Purpose: To estimate the disease-response rate, proportion of patients whose tumors can be made resectable, event-free survival (EFS), and toxicity in children with unresectable or metastatic hepatoblastoma (HB) after sequential treatment with the following: (1) carboplatin (CARBO); (2) CARBO, vincristine, and fluorouracil (CARBO-VCR-5-FU), and (3) high-dose cisplatin and etoposide (HDDP-ETOP). Patients and Methods: Thirty-three assessable patients with stage III (n = 22) and stage IV (n = 11) HB were treated sequentially with one course of CARBO (700 mg/m(2)), followed by three courses of CARBO (700 mg/m(2)), day 0, 5-FU (1,000 mg/m(2)/d), by continuous infusion days 0 to 2; and VCR (1.5 mg/m(2)), days 0, 7, and 14. After that therapy, patients whose tumors were resectable underwent surgery and then received two additional courses of CARBO-VCR-5-FU. Children whose tumors remained unresectable after CARBO-VCR-5-FU or who demonstrated no response or progressive disease during this therapy received two courses of HDDP (40 mg/m(2)/d), days 1 to 5; and ETOP (100 mg/m(2)/d), days 2 to 4. Results: Five-year EFS estimates were 59% +/- 11% for stage III disease (n = 22) and 27% +/- 16% for stage IV disease (n = 11), respectively (P = .037). Twenty-seven (82%) of 33 patients had at least a partial response to chemotherapy; 18 (55%) of 33 responded to CARBO; 24 (80%) of 30 responded to CARBO and CARBO-VCR-5-FU; and nine (75%) of 12 responded to HDDP-ETOP. Surgical resection was achieved in 19 (58%) of 33 patients, including 15 (68%) of 22 stage III patients and four (36%) of II stage IV patients.
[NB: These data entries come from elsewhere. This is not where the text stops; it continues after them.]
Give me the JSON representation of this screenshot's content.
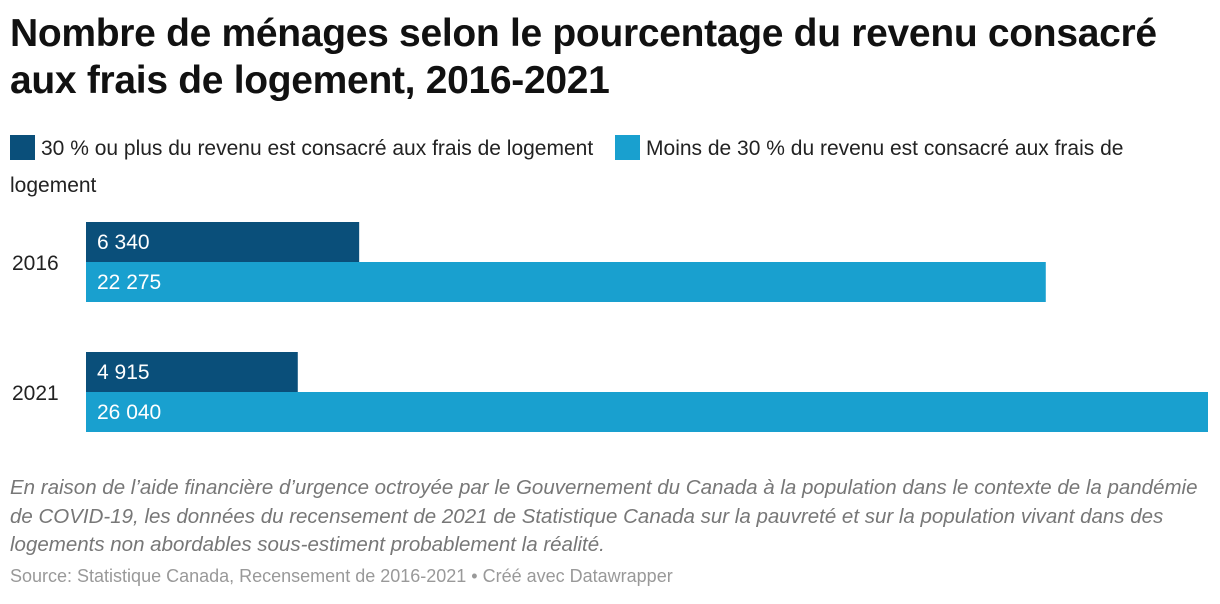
{
  "title": "Nombre de ménages selon le pourcentage du revenu consacré aux frais de logement, 2016-2021",
  "legend": [
    {
      "label": "30 % ou plus du revenu est consacré aux frais de logement",
      "color": "#0a4f7a"
    },
    {
      "label": "Moins de 30 % du revenu est consacré aux frais de logement",
      "color": "#19a0cf"
    }
  ],
  "chart_data": {
    "type": "bar",
    "orientation": "horizontal",
    "categories": [
      "2016",
      "2021"
    ],
    "series": [
      {
        "name": "30 % ou plus du revenu est consacré aux frais de logement",
        "values": [
          6340,
          4915
        ],
        "labels": [
          "6 340",
          "4 915"
        ],
        "color": "#0a4f7a"
      },
      {
        "name": "Moins de 30 % du revenu est consacré aux frais de logement",
        "values": [
          22275,
          26040
        ],
        "labels": [
          "22 275",
          "26 040"
        ],
        "color": "#19a0cf"
      }
    ],
    "xlim": [
      0,
      26040
    ],
    "grid": false,
    "legend_position": "top"
  },
  "note": "En raison de l’aide financière d’urgence octroyée par le Gouvernement du Canada à la population dans le contexte de la pandémie de COVID-19, les données du recensement de 2021 de Statistique Canada sur la pauvreté et sur la population vivant dans des logements non abordables sous-estiment probablement la réalité.",
  "source": "Source: Statistique Canada, Recensement de 2016-2021 • Créé avec Datawrapper"
}
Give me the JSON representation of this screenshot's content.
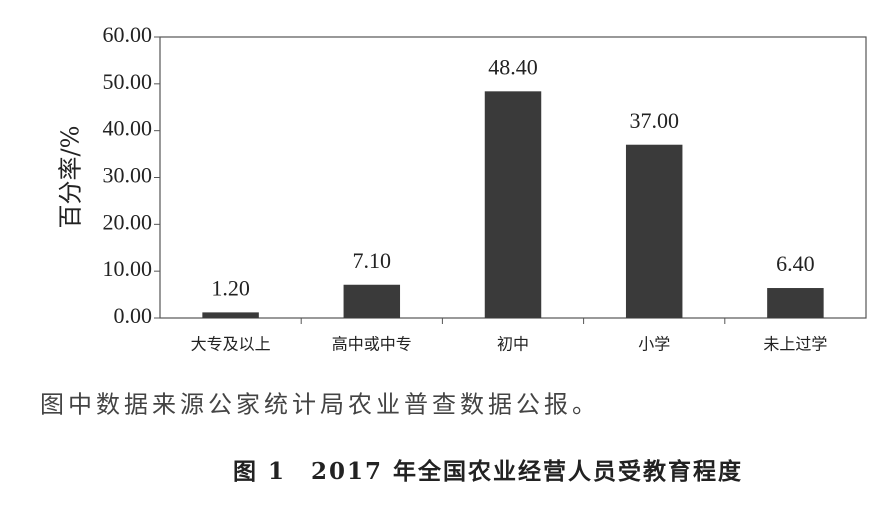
{
  "chart_data": {
    "type": "bar",
    "ylabel": "百分率/%",
    "categories": [
      "大专及以上",
      "高中或中专",
      "初中",
      "小学",
      "未上过学"
    ],
    "values": [
      1.2,
      7.1,
      48.4,
      37,
      6.4
    ],
    "value_labels": [
      "1.20",
      "7.10",
      "48.40",
      "37.00",
      "6.40"
    ],
    "color": "#3a3a3a",
    "ylim": [
      0,
      60
    ],
    "yticks": [
      {
        "value": 0,
        "label": "0.00"
      },
      {
        "value": 10,
        "label": "10.00"
      },
      {
        "value": 20,
        "label": "20.00"
      },
      {
        "value": 30,
        "label": "30.00"
      },
      {
        "value": 40,
        "label": "40.00"
      },
      {
        "value": 50,
        "label": "50.00"
      },
      {
        "value": 60,
        "label": "60.00"
      }
    ],
    "note": "图中数据来源公家统计局农业普查数据公报。",
    "caption": "图 1　2017 年全国农业经营人员受教育程度"
  }
}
Five-year EFS for patients whose tumors were completely resected was 79% +/- 10%. Conclusion: Patients treated sequentially with CARBO, CARBO-VCR-5-FU, and HDDP-ETOP had response rates and EFS comparable to other therapeutic regimens. This regimen is effective in treating localized, unresectable HB and potentially has less toxicity than other regimens. Novel approaches are needed for patients with metastatic disease. (C) 2002 by American Society of Clinical Oncology.